Sendo assim, houve retração de 9% nas exportações realizadas pelo terminal carioca. É possível ter uma ideia da importância dos portos na balança comercial favorável do país ao mensurar o quanto do escoamento dos produtos nacionais é efetuado por meio deles. Segundo o relatório, os terminais portuários foram responsáveis por 84% dos recursos arrecadados por meio da exportação. 

Quanto às toneladas, os portos escoaram 98% de toda a carga nacional. O granel mineral é o produto nacional mais requerido internacionalmente. No primeiro semestre do ano passado, o Brasil exportou 160,7 milhões de toneladas de minério de ferro.
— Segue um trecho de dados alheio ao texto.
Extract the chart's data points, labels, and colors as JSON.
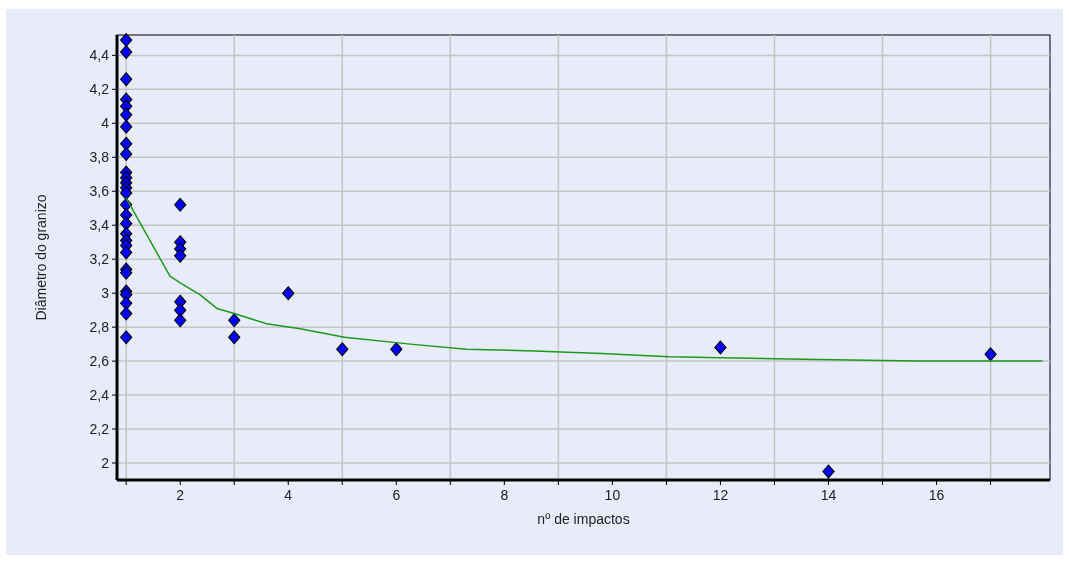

Como revelou o relatório, quase um terço desse total, 52,3 milhões de toneladas do minério, foi escoado por meio de um único porto privado, o Ponta da Madeira, no Maranhão. Dos 12 portos responsáveis pela saída do produto, apenas dois são públicos. 

Os terminais privados, no geral, ultrapassam os públicos em movimentação de cargas. No primeiro semestre de 2014, os portos públicos exportaram 167,4 milhões de toneladas contra 157,8 milhões de toneladas no ano anterior. Já os portos privados exportaram 292,9 milhões de toneladas no mesmo período do ano passado e 279,7 milhões de toneladas em 2013.